Evidence from case studies and ongoing research strongly suggests a correlation between immunotherapy and renal adverse effects, although the underlying mechanisms have yet to be fully elucidated. As mentioned earlier, most renal adverse effects associated with immunotherapeutics are immune-mediated. Still, the role of the patient's immune system status in determining the likelihood and severity of these adverse effects remains poorly understood. Interestingly, some of the discussed agents vary in isotype class, which could affect both their function and pharmacokinetic profile.

For instance, it has been observed that anti-CTLA-4 monoclonal antibodies (mAbs) may exhibit unique functions based on their specific isotypes, with evidence indicating that ipilimumab may deplete Tregs that overexpress CTLA-4. Additionally, differences in glycosylation patterns among different IgG classes can influence their clearance.
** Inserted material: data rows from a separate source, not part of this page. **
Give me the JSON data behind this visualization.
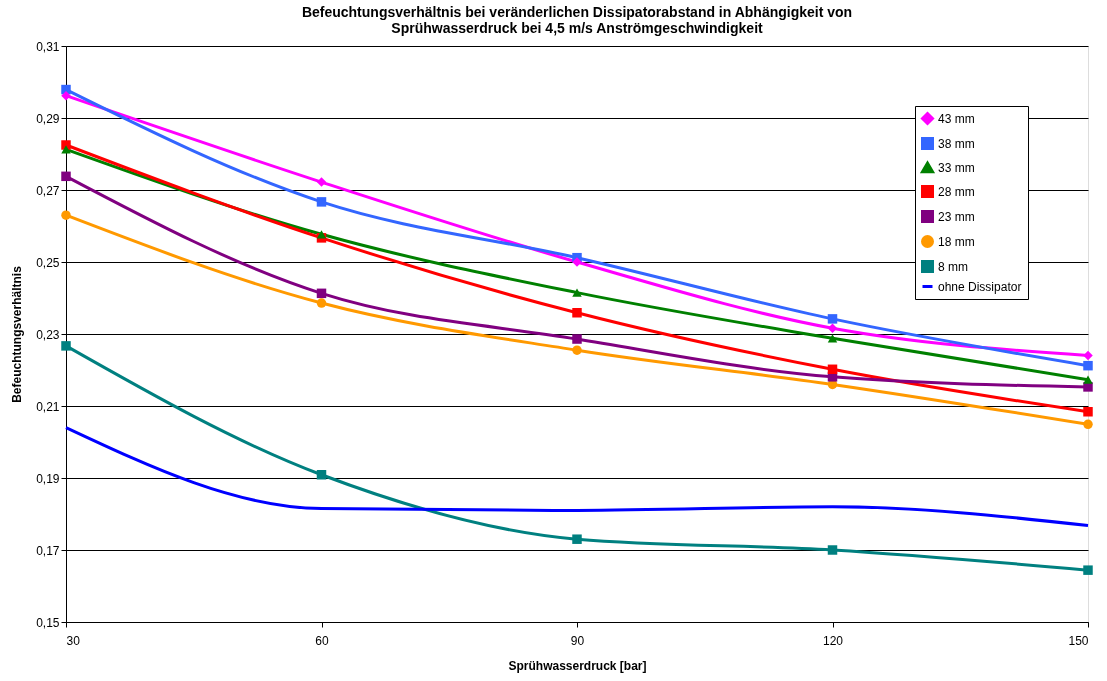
{
  "chart_data": {
    "type": "line",
    "title": "Befeuchtungsverhältnis bei veränderlichen Dissipatorabstand in Abhängigkeit von\nSprühwasserdruck bei 4,5 m/s Anströmgeschwindigkeit",
    "xlabel": "Sprühwasserdruck [bar]",
    "ylabel": "Befeuchtungsverhältnis",
    "x": [
      30,
      60,
      90,
      120,
      150
    ],
    "series": [
      {
        "name": "43 mm",
        "color": "#ff00ff",
        "marker": "diamond",
        "values": [
          0.2962,
          0.2722,
          0.25,
          0.2316,
          0.224
        ]
      },
      {
        "name": "38 mm",
        "color": "#3366ff",
        "marker": "square",
        "values": [
          0.2979,
          0.2667,
          0.2512,
          0.2342,
          0.2212
        ]
      },
      {
        "name": "33 mm",
        "color": "#008000",
        "marker": "triangle",
        "values": [
          0.2813,
          0.2577,
          0.2415,
          0.2288,
          0.2173
        ]
      },
      {
        "name": "28 mm",
        "color": "#ff0000",
        "marker": "square",
        "values": [
          0.2825,
          0.2567,
          0.2359,
          0.2202,
          0.2084
        ]
      },
      {
        "name": "23 mm",
        "color": "#800080",
        "marker": "square",
        "values": [
          0.2738,
          0.2413,
          0.2286,
          0.2181,
          0.2153
        ]
      },
      {
        "name": "18 mm",
        "color": "#ff9900",
        "marker": "circle",
        "values": [
          0.263,
          0.2386,
          0.2255,
          0.216,
          0.2049
        ]
      },
      {
        "name": "8 mm",
        "color": "#008080",
        "marker": "square",
        "values": [
          0.2267,
          0.1909,
          0.173,
          0.17,
          0.1644
        ]
      },
      {
        "name": "ohne Dissipator",
        "color": "#0000ff",
        "marker": "none",
        "values": [
          0.204,
          0.1815,
          0.181,
          0.182,
          0.1768
        ]
      }
    ],
    "xlim": [
      30,
      150
    ],
    "xticks": [
      30,
      60,
      90,
      120,
      150
    ],
    "ylim": [
      0.15,
      0.31
    ],
    "yticks": [
      {
        "value": 0.15,
        "label": "0,15"
      },
      {
        "value": 0.17,
        "label": "0,17"
      },
      {
        "value": 0.19,
        "label": "0,19"
      },
      {
        "value": 0.21,
        "label": "0,21"
      },
      {
        "value": 0.23,
        "label": "0,23"
      },
      {
        "value": 0.25,
        "label": "0,25"
      },
      {
        "value": 0.27,
        "label": "0,27"
      },
      {
        "value": 0.29,
        "label": "0,29"
      },
      {
        "value": 0.31,
        "label": "0,31"
      }
    ],
    "grid": "y",
    "legend": "top right",
    "line_style": "solid"
  }
}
Therefore, the isotype class and modification of the agent could impact the likelihood or extent of renal toxicity, although this remains uncertain.

Lastly, greater attention should be directed towards comprehending the effects of both immunotherapy and the treatment employed to manage immunotherapy-induced renal adverse drug reactions (ADR), such as glucocorticoid therapy, on cancer survivorship. For instance, despite abundant evidence indicating improved renal function with glucocorticoids, it remains uncertain how glucocorticoid therapy influences cancer risk and recurrence in patients who have undergone immunotherapy.